Joe Nichols singles chronology
| "Freaks Like Me" (2015) | "Undone" (2016) | "Never Gets Old" (2017) |

= Undone (Joe Nichols song) =

"Undone" is a song recorded by American country music artist Joe Nichols. It was released digitally on May 13, 2016, and to radio on June 6, 2016, as his fifth single for Red Bow Records. The song was co-written by Ross Copperman, Josh Osborne, and Trevor Rosen.

The song was intended for a then-unannounced upcoming album, which was intended for late 2016, but the album was never released. In 2017, it was not featured on his eventual ninth album, Never Gets Old.

==History==
The song was co-written by Ross Copperman, Josh Osborne, and Trevor Rosen, and was produced by Mickey Jack Cones, the producer for Nichols two previous number one hits, "Yeah" and "Sunny and 75". The song was released digitally on May 13, 2016, and to radio on June 6, 2016.

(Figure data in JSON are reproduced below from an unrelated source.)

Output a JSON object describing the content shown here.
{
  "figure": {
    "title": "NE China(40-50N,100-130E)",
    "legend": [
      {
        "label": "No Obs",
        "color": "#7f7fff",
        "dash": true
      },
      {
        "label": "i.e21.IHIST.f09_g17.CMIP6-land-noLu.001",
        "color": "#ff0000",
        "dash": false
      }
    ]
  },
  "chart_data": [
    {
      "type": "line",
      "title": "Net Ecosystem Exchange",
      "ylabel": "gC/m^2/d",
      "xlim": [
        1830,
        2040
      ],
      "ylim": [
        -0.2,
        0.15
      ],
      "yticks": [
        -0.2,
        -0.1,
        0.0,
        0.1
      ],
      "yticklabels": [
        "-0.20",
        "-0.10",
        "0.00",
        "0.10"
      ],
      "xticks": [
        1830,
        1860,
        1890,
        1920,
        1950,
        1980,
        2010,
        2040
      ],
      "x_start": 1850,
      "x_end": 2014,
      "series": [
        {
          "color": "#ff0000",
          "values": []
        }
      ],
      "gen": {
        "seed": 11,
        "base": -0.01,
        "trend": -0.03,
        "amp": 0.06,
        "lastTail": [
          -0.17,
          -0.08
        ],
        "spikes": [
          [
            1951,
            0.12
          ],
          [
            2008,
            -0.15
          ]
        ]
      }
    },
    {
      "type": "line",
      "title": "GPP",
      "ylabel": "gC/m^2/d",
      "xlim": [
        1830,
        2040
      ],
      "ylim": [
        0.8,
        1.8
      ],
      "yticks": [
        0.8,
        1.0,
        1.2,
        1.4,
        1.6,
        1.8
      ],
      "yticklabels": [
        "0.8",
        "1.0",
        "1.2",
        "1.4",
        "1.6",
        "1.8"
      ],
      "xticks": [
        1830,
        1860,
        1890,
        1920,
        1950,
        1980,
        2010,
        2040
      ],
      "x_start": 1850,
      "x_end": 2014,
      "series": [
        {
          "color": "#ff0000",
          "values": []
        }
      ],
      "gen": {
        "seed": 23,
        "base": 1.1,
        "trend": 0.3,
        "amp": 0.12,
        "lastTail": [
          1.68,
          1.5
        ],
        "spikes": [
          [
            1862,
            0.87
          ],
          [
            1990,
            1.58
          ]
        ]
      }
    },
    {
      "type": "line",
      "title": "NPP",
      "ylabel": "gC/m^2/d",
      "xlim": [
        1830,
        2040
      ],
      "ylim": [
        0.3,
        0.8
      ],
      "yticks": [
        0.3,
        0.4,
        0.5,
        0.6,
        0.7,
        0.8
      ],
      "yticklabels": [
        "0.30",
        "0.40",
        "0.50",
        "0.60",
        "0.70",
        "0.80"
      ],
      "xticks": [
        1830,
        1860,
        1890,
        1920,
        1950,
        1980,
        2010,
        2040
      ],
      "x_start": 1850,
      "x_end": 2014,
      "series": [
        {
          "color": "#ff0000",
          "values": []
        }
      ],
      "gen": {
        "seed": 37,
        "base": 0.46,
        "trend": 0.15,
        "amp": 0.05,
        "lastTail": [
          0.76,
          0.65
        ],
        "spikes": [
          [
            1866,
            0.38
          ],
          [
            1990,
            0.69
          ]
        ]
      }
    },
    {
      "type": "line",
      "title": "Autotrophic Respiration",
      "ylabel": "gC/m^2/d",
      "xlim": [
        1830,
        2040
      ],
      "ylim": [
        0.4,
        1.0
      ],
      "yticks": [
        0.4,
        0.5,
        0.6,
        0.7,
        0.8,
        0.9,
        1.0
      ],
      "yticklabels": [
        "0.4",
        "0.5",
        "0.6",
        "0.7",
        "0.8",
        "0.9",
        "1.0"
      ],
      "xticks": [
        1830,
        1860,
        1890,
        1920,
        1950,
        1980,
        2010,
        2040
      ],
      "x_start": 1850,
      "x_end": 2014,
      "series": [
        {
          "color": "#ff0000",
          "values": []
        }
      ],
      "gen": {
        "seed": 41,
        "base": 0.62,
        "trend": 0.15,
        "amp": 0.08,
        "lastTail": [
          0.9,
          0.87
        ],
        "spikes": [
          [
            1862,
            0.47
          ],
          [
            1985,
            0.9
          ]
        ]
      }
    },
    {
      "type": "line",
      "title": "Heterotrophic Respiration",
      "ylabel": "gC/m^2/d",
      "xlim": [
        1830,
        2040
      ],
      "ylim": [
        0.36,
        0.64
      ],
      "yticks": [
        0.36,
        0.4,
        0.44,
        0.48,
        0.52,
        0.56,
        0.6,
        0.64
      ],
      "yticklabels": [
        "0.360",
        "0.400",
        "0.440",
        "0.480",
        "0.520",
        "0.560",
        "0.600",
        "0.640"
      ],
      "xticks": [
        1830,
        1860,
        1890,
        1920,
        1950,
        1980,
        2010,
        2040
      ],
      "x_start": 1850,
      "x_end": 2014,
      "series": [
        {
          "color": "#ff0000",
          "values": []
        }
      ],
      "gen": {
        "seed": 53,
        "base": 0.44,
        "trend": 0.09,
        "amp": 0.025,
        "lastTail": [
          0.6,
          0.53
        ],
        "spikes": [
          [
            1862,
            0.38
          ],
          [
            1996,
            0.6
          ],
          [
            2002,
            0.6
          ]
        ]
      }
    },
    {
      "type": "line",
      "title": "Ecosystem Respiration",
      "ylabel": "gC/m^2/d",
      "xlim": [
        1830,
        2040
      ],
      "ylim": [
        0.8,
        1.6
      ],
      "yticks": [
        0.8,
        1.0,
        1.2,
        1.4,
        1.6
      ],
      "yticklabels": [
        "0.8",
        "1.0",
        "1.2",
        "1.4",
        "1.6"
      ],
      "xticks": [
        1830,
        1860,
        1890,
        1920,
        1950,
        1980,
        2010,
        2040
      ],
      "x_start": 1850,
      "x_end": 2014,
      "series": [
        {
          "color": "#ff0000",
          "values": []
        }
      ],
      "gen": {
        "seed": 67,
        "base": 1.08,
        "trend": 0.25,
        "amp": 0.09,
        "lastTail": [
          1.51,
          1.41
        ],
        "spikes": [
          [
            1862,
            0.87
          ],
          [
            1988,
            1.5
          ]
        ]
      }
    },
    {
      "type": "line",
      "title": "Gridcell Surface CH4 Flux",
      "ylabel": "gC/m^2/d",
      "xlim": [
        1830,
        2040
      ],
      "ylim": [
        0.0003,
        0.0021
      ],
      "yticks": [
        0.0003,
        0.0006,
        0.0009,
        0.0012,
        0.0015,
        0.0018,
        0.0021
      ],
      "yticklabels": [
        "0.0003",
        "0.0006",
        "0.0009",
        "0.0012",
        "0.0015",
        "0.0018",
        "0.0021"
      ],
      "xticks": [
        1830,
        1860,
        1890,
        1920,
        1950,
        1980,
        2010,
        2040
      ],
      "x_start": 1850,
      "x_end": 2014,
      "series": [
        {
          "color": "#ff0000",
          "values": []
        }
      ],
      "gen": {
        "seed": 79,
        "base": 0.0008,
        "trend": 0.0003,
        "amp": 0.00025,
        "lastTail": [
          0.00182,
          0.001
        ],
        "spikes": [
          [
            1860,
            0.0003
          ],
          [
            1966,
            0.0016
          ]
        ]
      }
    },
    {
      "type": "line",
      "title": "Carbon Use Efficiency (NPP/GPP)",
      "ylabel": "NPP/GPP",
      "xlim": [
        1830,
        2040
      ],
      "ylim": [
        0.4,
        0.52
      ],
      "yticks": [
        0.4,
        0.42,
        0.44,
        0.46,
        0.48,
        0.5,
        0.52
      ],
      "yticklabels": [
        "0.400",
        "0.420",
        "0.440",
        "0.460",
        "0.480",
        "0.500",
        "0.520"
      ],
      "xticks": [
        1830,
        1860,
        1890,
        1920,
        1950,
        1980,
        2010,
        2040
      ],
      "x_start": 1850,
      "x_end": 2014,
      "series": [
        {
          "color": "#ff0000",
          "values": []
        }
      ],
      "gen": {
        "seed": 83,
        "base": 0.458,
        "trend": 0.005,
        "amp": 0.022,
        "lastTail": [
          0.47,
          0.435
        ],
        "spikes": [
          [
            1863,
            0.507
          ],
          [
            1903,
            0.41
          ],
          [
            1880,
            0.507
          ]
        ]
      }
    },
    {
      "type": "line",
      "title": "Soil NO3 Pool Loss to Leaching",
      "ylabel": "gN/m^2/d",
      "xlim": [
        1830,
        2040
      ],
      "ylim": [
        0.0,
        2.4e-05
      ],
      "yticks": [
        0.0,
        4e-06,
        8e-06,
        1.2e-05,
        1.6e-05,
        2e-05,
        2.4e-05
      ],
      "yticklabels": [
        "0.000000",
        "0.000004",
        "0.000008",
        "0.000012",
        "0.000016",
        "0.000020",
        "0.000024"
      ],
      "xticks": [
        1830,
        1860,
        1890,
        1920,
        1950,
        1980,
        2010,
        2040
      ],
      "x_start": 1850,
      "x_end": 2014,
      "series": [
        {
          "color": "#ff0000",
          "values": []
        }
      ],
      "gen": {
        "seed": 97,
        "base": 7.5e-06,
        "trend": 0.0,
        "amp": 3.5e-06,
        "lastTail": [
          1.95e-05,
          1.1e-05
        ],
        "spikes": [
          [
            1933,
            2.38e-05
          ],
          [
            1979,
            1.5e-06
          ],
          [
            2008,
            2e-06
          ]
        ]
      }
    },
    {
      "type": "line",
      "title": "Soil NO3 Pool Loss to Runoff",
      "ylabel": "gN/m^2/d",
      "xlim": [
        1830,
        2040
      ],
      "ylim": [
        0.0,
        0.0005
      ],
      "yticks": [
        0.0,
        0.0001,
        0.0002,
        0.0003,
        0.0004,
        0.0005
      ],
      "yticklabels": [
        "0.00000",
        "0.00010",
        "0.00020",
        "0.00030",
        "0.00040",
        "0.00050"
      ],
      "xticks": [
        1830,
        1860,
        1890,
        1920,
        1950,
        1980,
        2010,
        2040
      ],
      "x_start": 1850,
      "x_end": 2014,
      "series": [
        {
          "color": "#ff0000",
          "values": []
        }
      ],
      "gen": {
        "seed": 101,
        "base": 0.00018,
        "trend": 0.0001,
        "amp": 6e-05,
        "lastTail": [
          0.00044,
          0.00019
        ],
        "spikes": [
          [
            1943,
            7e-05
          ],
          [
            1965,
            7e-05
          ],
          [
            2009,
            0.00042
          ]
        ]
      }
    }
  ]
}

The song, alongside 2015's "Freaks Like Me", was meant to be included on the follow-up to 2013's Crickets, a then-unannounced album intended for late 2016, but the album was never released. Instead, Nichols released Never Gets Old in 2017, which did not include "Freaks Like Me" or "Undone" due to the singles' poor performance.

Nichols released the lyric video alongside the song's debut on country radio in June 2016.

==Content==
The song served as a "steamy change of pace" compared to Nichols' previous release, "Freaks Like Me". The song was to appeal to his upcoming album's "sexy side."

Nichols described the song and working with producer Cones, "He has done a great job capturing the song's energy and its intensity. It is a ballad, but it feels like it wants to take off. The message is a little suggestive..."

==Critical reception==
Upon hitting country radio, "Undone" was among the top three most-added songs on US country radio with 30 first-week stations.

Digital Journal's Markos Papadatos gave the song five out of five stars, claiming that "it is certain to fare well in a live setting with his fans, especially his female fan-base."

==Chart performance==
The song has peaked at 42 on the Country Airplay chart, his second consecutive single to miss the top 40.